Without the frightening sacrifice of freedom for the order that is an IVFP-enforced lockdown, what would a “safe Isla Vista” look like? Despite their cop-adjacent uniforms, the CSOs set a good example. Against all appearances, they are not a punitive force. Their role is truly to encourage harm reduction and safety: all they do is sit under their tent offering water, help, and a walk home to drunk kids. The same principle guides Jesus Burgers, a community organization offering harm reduction in the form of free food at the peak of party hours on the weekends.
Simple as they may be, the actions of the CSOs and the acolytes of the Burger are excellent examples of the steps to police abolition in action. When the IVFP arrests and tickets people from their dizzy post on the curb, they are reacting to the problem rather than working to solve it. Dangerously drunk college students can’t be fined out of existence, nor can their unruly behavior.

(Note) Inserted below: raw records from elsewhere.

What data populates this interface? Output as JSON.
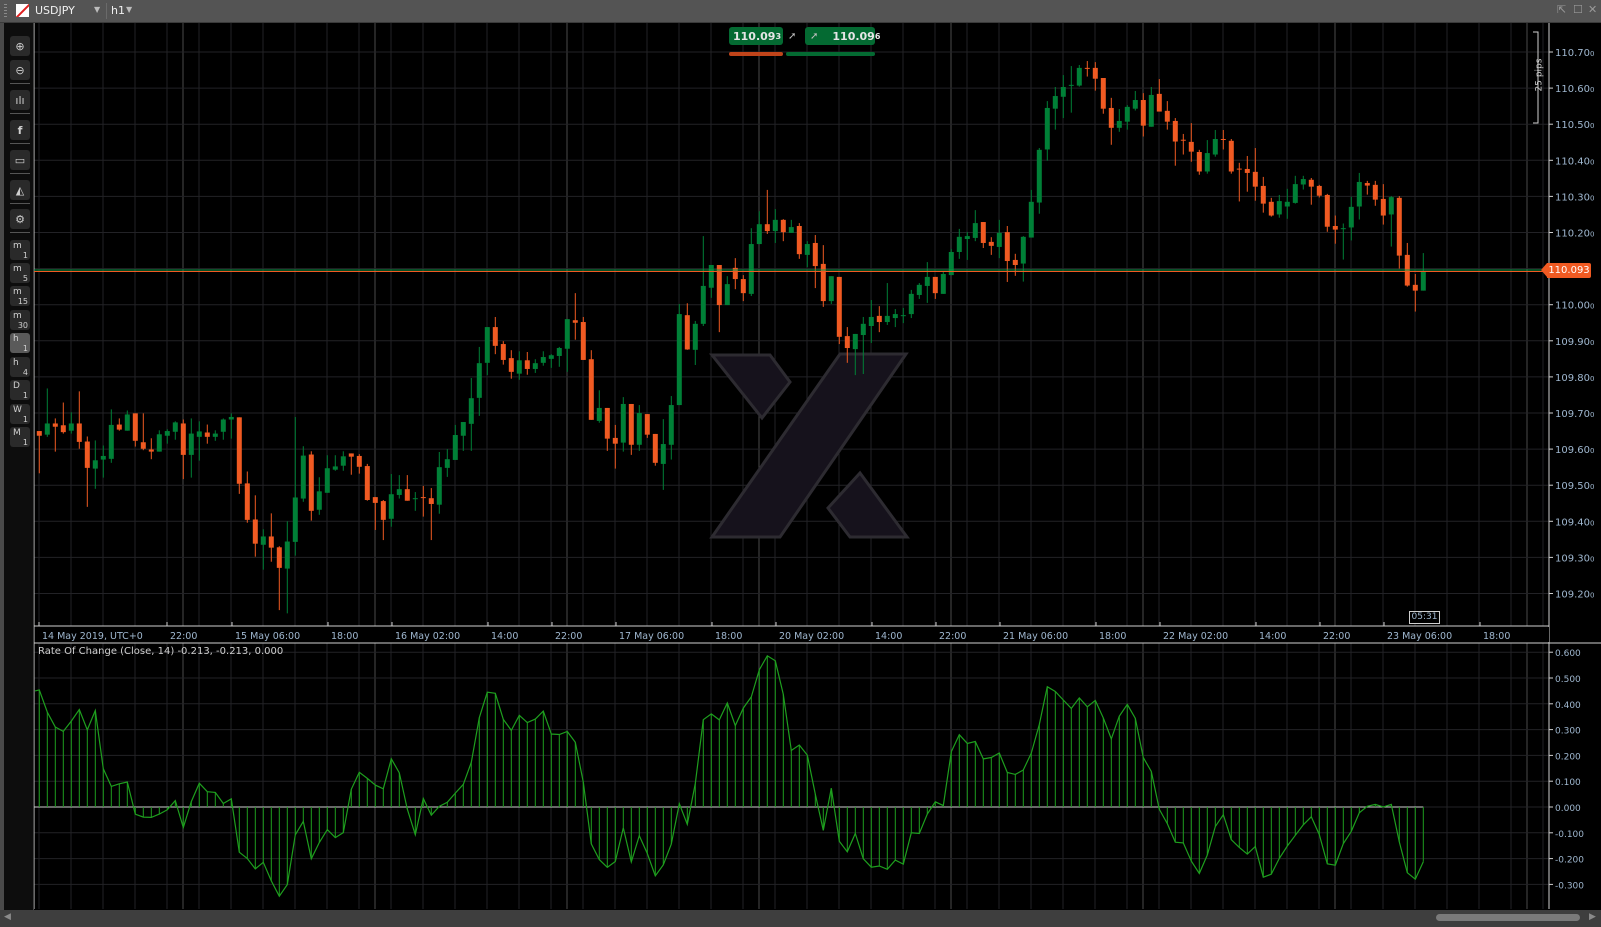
{
  "window": {
    "symbol": "USDJPY",
    "timeframe": "h1",
    "buttons": [
      "detach",
      "maximize",
      "close"
    ]
  },
  "toolbar": {
    "tools": [
      {
        "name": "zoom-in-icon"
      },
      {
        "name": "zoom-out-icon"
      },
      {
        "name": "chart-type-candles-icon"
      },
      {
        "name": "share-icon"
      },
      {
        "name": "automate-bot-icon"
      },
      {
        "name": "drawing-shapes-icon"
      },
      {
        "name": "chart-settings-icon"
      }
    ],
    "timeframes": [
      {
        "main": "m",
        "sub": "1"
      },
      {
        "main": "m",
        "sub": "5"
      },
      {
        "main": "m",
        "sub": "15"
      },
      {
        "main": "m",
        "sub": "30"
      },
      {
        "main": "h",
        "sub": "1",
        "active": true
      },
      {
        "main": "h",
        "sub": "4"
      },
      {
        "main": "D",
        "sub": "1"
      },
      {
        "main": "W",
        "sub": "1"
      },
      {
        "main": "M",
        "sub": "1"
      }
    ]
  },
  "trade": {
    "sell_price": "110.09",
    "sell_pip": "3",
    "buy_price": "110.09",
    "buy_pip": "6",
    "sell_color": "#f05a22",
    "buy_color": "#046a32"
  },
  "current_price": "110.093",
  "countdown": "05:31",
  "pips_ruler": "25 pips",
  "indicator_label": "Rate Of Change (Close, 14) -0.213, -0.213, 0.000",
  "colors": {
    "bull": "#008037",
    "bear": "#f05a22",
    "roc": "#1e9e1e",
    "axis_text": "#9fb7cf"
  },
  "chart_data": [
    {
      "type": "candlestick",
      "interval": "1 hour",
      "timezone": "UTC+0",
      "ylim": [
        109.2,
        110.7
      ],
      "yticks": [
        "110.700",
        "110.600",
        "110.500",
        "110.400",
        "110.300",
        "110.200",
        "110.100",
        "110.000",
        "109.900",
        "109.800",
        "109.700",
        "109.600",
        "109.500",
        "109.400",
        "109.300",
        "109.200"
      ],
      "xtick_labels": [
        "14 May 2019, UTC+0",
        "22:00",
        "15 May 06:00",
        "18:00",
        "16 May 02:00",
        "14:00",
        "22:00",
        "17 May 06:00",
        "18:00",
        "20 May 02:00",
        "14:00",
        "22:00",
        "21 May 06:00",
        "18:00",
        "22 May 02:00",
        "14:00",
        "22:00",
        "23 May 06:00",
        "18:00"
      ],
      "grid": true,
      "last_price": 110.093,
      "ohlc_fields": [
        "open",
        "high",
        "low",
        "close"
      ],
      "ohlc": [
        [
          109.65,
          109.65,
          109.533,
          109.637
        ],
        [
          109.64,
          109.768,
          109.634,
          109.671
        ],
        [
          109.671,
          109.685,
          109.593,
          109.662
        ],
        [
          109.666,
          109.729,
          109.643,
          109.647
        ],
        [
          109.651,
          109.702,
          109.643,
          109.671
        ],
        [
          109.671,
          109.76,
          109.601,
          109.62
        ],
        [
          109.621,
          109.635,
          109.44,
          109.548
        ],
        [
          109.546,
          109.624,
          109.49,
          109.569
        ],
        [
          109.571,
          109.61,
          109.521,
          109.581
        ],
        [
          109.573,
          109.71,
          109.562,
          109.667
        ],
        [
          109.668,
          109.685,
          109.651,
          109.654
        ],
        [
          109.651,
          109.707,
          109.651,
          109.696
        ],
        [
          109.699,
          109.699,
          109.607,
          109.623
        ],
        [
          109.619,
          109.699,
          109.597,
          109.601
        ],
        [
          109.599,
          109.63,
          109.572,
          109.593
        ],
        [
          109.593,
          109.652,
          109.593,
          109.641
        ],
        [
          109.637,
          109.655,
          109.615,
          109.65
        ],
        [
          109.648,
          109.677,
          109.626,
          109.674
        ],
        [
          109.671,
          109.682,
          109.517,
          109.584
        ],
        [
          109.584,
          109.685,
          109.521,
          109.643
        ],
        [
          109.634,
          109.677,
          109.568,
          109.649
        ],
        [
          109.646,
          109.668,
          109.615,
          109.634
        ],
        [
          109.634,
          109.652,
          109.623,
          109.643
        ],
        [
          109.648,
          109.685,
          109.626,
          109.682
        ],
        [
          109.682,
          109.699,
          109.629,
          109.689
        ],
        [
          109.688,
          109.688,
          109.476,
          109.504
        ],
        [
          109.505,
          109.538,
          109.396,
          109.404
        ],
        [
          109.405,
          109.472,
          109.302,
          109.338
        ],
        [
          109.335,
          109.378,
          109.266,
          109.358
        ],
        [
          109.358,
          109.422,
          109.288,
          109.327
        ],
        [
          109.328,
          109.331,
          109.154,
          109.271
        ],
        [
          109.269,
          109.4,
          109.145,
          109.344
        ],
        [
          109.343,
          109.689,
          109.305,
          109.466
        ],
        [
          109.463,
          109.608,
          109.454,
          109.582
        ],
        [
          109.585,
          109.594,
          109.402,
          109.429
        ],
        [
          109.432,
          109.522,
          109.418,
          109.483
        ],
        [
          109.479,
          109.583,
          109.479,
          109.547
        ],
        [
          109.543,
          109.583,
          109.54,
          109.552
        ],
        [
          109.554,
          109.594,
          109.54,
          109.58
        ],
        [
          109.588,
          109.588,
          109.529,
          109.579
        ],
        [
          109.581,
          109.586,
          109.532,
          109.551
        ],
        [
          109.553,
          109.559,
          109.457,
          109.459
        ],
        [
          109.467,
          109.467,
          109.376,
          109.451
        ],
        [
          109.456,
          109.459,
          109.348,
          109.404
        ],
        [
          109.407,
          109.531,
          109.385,
          109.475
        ],
        [
          109.473,
          109.528,
          109.463,
          109.489
        ],
        [
          109.489,
          109.528,
          109.457,
          109.457
        ],
        [
          109.463,
          109.481,
          109.429,
          109.464
        ],
        [
          109.467,
          109.498,
          109.413,
          109.465
        ],
        [
          109.464,
          109.492,
          109.348,
          109.448
        ],
        [
          109.446,
          109.592,
          109.421,
          109.55
        ],
        [
          109.548,
          109.6,
          109.523,
          109.572
        ],
        [
          109.57,
          109.667,
          109.57,
          109.639
        ],
        [
          109.637,
          109.675,
          109.595,
          109.675
        ],
        [
          109.67,
          109.797,
          109.595,
          109.741
        ],
        [
          109.742,
          109.883,
          109.692,
          109.838
        ],
        [
          109.839,
          109.938,
          109.805,
          109.938
        ],
        [
          109.938,
          109.966,
          109.863,
          109.886
        ],
        [
          109.891,
          109.899,
          109.834,
          109.847
        ],
        [
          109.852,
          109.874,
          109.795,
          109.814
        ],
        [
          109.809,
          109.871,
          109.792,
          109.846
        ],
        [
          109.846,
          109.869,
          109.806,
          109.822
        ],
        [
          109.822,
          109.849,
          109.811,
          109.838
        ],
        [
          109.839,
          109.871,
          109.831,
          109.855
        ],
        [
          109.85,
          109.863,
          109.825,
          109.86
        ],
        [
          109.858,
          109.883,
          109.828,
          109.88
        ],
        [
          109.878,
          109.96,
          109.814,
          109.96
        ],
        [
          109.957,
          110.032,
          109.903,
          109.95
        ],
        [
          109.952,
          109.966,
          109.847,
          109.847
        ],
        [
          109.849,
          109.874,
          109.681,
          109.681
        ],
        [
          109.678,
          109.763,
          109.673,
          109.714
        ],
        [
          109.714,
          109.714,
          109.595,
          109.629
        ],
        [
          109.631,
          109.667,
          109.546,
          109.615
        ],
        [
          109.618,
          109.744,
          109.593,
          109.725
        ],
        [
          109.725,
          109.725,
          109.584,
          109.612
        ],
        [
          109.612,
          109.722,
          109.595,
          109.7
        ],
        [
          109.697,
          109.697,
          109.631,
          109.64
        ],
        [
          109.642,
          109.642,
          109.554,
          109.562
        ],
        [
          109.559,
          109.683,
          109.487,
          109.614
        ],
        [
          109.612,
          109.747,
          109.571,
          109.722
        ],
        [
          109.722,
          110.002,
          109.722,
          109.974
        ],
        [
          109.971,
          110.004,
          109.875,
          109.876
        ],
        [
          109.875,
          109.955,
          109.833,
          109.947
        ],
        [
          109.947,
          110.19,
          109.941,
          110.052
        ],
        [
          110.047,
          110.11,
          110.019,
          110.11
        ],
        [
          110.11,
          110.11,
          109.924,
          109.999
        ],
        [
          109.999,
          110.079,
          109.999,
          110.057
        ],
        [
          110.102,
          110.129,
          110.043,
          110.071
        ],
        [
          110.071,
          110.082,
          110.01,
          110.032
        ],
        [
          110.03,
          110.212,
          110.024,
          110.168
        ],
        [
          110.168,
          110.259,
          110.168,
          110.223
        ],
        [
          110.223,
          110.318,
          110.196,
          110.204
        ],
        [
          110.204,
          110.265,
          110.171,
          110.235
        ],
        [
          110.235,
          110.237,
          110.176,
          110.201
        ],
        [
          110.199,
          110.235,
          110.199,
          110.215
        ],
        [
          110.218,
          110.226,
          110.127,
          110.14
        ],
        [
          110.138,
          110.176,
          110.104,
          110.168
        ],
        [
          110.171,
          110.193,
          110.046,
          110.107
        ],
        [
          110.113,
          110.165,
          109.994,
          110.01
        ],
        [
          110.01,
          110.079,
          110.002,
          110.079
        ],
        [
          110.077,
          110.077,
          109.891,
          109.911
        ],
        [
          109.913,
          109.938,
          109.839,
          109.88
        ],
        [
          109.877,
          109.919,
          109.805,
          109.919
        ],
        [
          109.916,
          109.966,
          109.808,
          109.947
        ],
        [
          109.941,
          110.013,
          109.894,
          109.966
        ],
        [
          109.969,
          109.996,
          109.924,
          109.952
        ],
        [
          109.952,
          110.06,
          109.944,
          109.969
        ],
        [
          109.963,
          109.988,
          109.938,
          109.974
        ],
        [
          109.97,
          109.991,
          109.949,
          109.971
        ],
        [
          109.974,
          110.041,
          109.963,
          110.03
        ],
        [
          110.027,
          110.06,
          110.016,
          110.055
        ],
        [
          110.052,
          110.118,
          110.005,
          110.077
        ],
        [
          110.077,
          110.077,
          110.016,
          110.032
        ],
        [
          110.03,
          110.091,
          110.03,
          110.085
        ],
        [
          110.082,
          110.154,
          110.082,
          110.146
        ],
        [
          110.146,
          110.21,
          110.127,
          110.188
        ],
        [
          110.182,
          110.201,
          110.124,
          110.19
        ],
        [
          110.185,
          110.262,
          110.176,
          110.226
        ],
        [
          110.229,
          110.229,
          110.157,
          110.171
        ],
        [
          110.174,
          110.187,
          110.138,
          110.163
        ],
        [
          110.16,
          110.235,
          110.129,
          110.199
        ],
        [
          110.201,
          110.218,
          110.063,
          110.121
        ],
        [
          110.124,
          110.141,
          110.08,
          110.11
        ],
        [
          110.114,
          110.19,
          110.064,
          110.188
        ],
        [
          110.186,
          110.318,
          110.186,
          110.285
        ],
        [
          110.283,
          110.434,
          110.252,
          110.429
        ],
        [
          110.43,
          110.564,
          110.399,
          110.545
        ],
        [
          110.543,
          110.603,
          110.485,
          110.578
        ],
        [
          110.576,
          110.636,
          110.517,
          110.603
        ],
        [
          110.608,
          110.661,
          110.532,
          110.609
        ],
        [
          110.607,
          110.664,
          110.604,
          110.656
        ],
        [
          110.656,
          110.675,
          110.632,
          110.654
        ],
        [
          110.656,
          110.672,
          110.593,
          110.626
        ],
        [
          110.628,
          110.628,
          110.529,
          110.543
        ],
        [
          110.545,
          110.573,
          110.443,
          110.49
        ],
        [
          110.49,
          110.542,
          110.479,
          110.509
        ],
        [
          110.507,
          110.553,
          110.485,
          110.548
        ],
        [
          110.543,
          110.592,
          110.538,
          110.567
        ],
        [
          110.567,
          110.586,
          110.466,
          110.496
        ],
        [
          110.493,
          110.603,
          110.493,
          110.581
        ],
        [
          110.584,
          110.625,
          110.535,
          110.535
        ],
        [
          110.537,
          110.564,
          110.485,
          110.507
        ],
        [
          110.509,
          110.517,
          110.385,
          110.452
        ],
        [
          110.457,
          110.473,
          110.416,
          110.455
        ],
        [
          110.451,
          110.503,
          110.396,
          110.424
        ],
        [
          110.423,
          110.429,
          110.36,
          110.369
        ],
        [
          110.369,
          110.456,
          110.363,
          110.42
        ],
        [
          110.416,
          110.484,
          110.41,
          110.459
        ],
        [
          110.459,
          110.484,
          110.43,
          110.457
        ],
        [
          110.454,
          110.459,
          110.363,
          110.369
        ],
        [
          110.377,
          110.393,
          110.286,
          110.375
        ],
        [
          110.376,
          110.412,
          110.313,
          110.365
        ],
        [
          110.368,
          110.434,
          110.288,
          110.327
        ],
        [
          110.329,
          110.354,
          110.255,
          110.28
        ],
        [
          110.285,
          110.296,
          110.244,
          110.247
        ],
        [
          110.25,
          110.304,
          110.241,
          110.287
        ],
        [
          110.272,
          110.321,
          110.238,
          110.285
        ],
        [
          110.282,
          110.357,
          110.28,
          110.334
        ],
        [
          110.333,
          110.357,
          110.319,
          110.348
        ],
        [
          110.346,
          110.351,
          110.277,
          110.327
        ],
        [
          110.329,
          110.332,
          110.297,
          110.302
        ],
        [
          110.304,
          110.307,
          110.202,
          110.216
        ],
        [
          110.218,
          110.247,
          110.169,
          110.208
        ],
        [
          110.21,
          110.225,
          110.125,
          110.212
        ],
        [
          110.214,
          110.299,
          110.178,
          110.271
        ],
        [
          110.272,
          110.365,
          110.236,
          110.34
        ],
        [
          110.337,
          110.343,
          110.305,
          110.33
        ],
        [
          110.332,
          110.343,
          110.274,
          110.291
        ],
        [
          110.293,
          110.334,
          110.222,
          110.247
        ],
        [
          110.25,
          110.301,
          110.161,
          110.298
        ],
        [
          110.296,
          110.301,
          110.1,
          110.136
        ],
        [
          110.138,
          110.171,
          110.05,
          110.053
        ],
        [
          110.055,
          110.085,
          109.981,
          110.039
        ],
        [
          110.039,
          110.143,
          110.039,
          110.093
        ]
      ]
    },
    {
      "type": "bar",
      "indicator": "Rate Of Change (Close, 14)",
      "period": 14,
      "ylim": [
        -0.3,
        0.6
      ],
      "yticks": [
        "0.600",
        "0.500",
        "0.400",
        "0.300",
        "0.200",
        "0.100",
        "0.000",
        "-0.100",
        "-0.200",
        "-0.300"
      ],
      "values_first14": [
        0.454,
        0.368,
        0.31,
        0.293,
        0.333,
        0.378,
        0.299,
        0.374,
        0.148,
        0.08,
        0.09,
        0.097,
        -0.028,
        -0.039
      ],
      "last_values": [
        -0.213,
        -0.213,
        0.0
      ]
    }
  ]
}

Of course, the motivation from both entities is to encourage ‘better behavior,’ but their effect does not involve shame, control, or the court system. Instead, they do their best to feed and hydrate away the drunk and disorderly. UCSB itself has gestured at prevention measures like education about responsible alcohol and drug use, although the current model (an online course and a long lecture) is far from effective. The same can be said of UCSB’s mental health programming–treating would-be perpetrators of violent crime could be very effective if only CAPS had more to offer than peer groups, peer counselors, and at most two sessions with a trained professional.
Funding should be directed at effective, harm-reducing community organizations that actually mitigate crime, rather than at more barricades and police officer salaries. Police don’t stop violent crimes from happening, they only punish them (sometimes).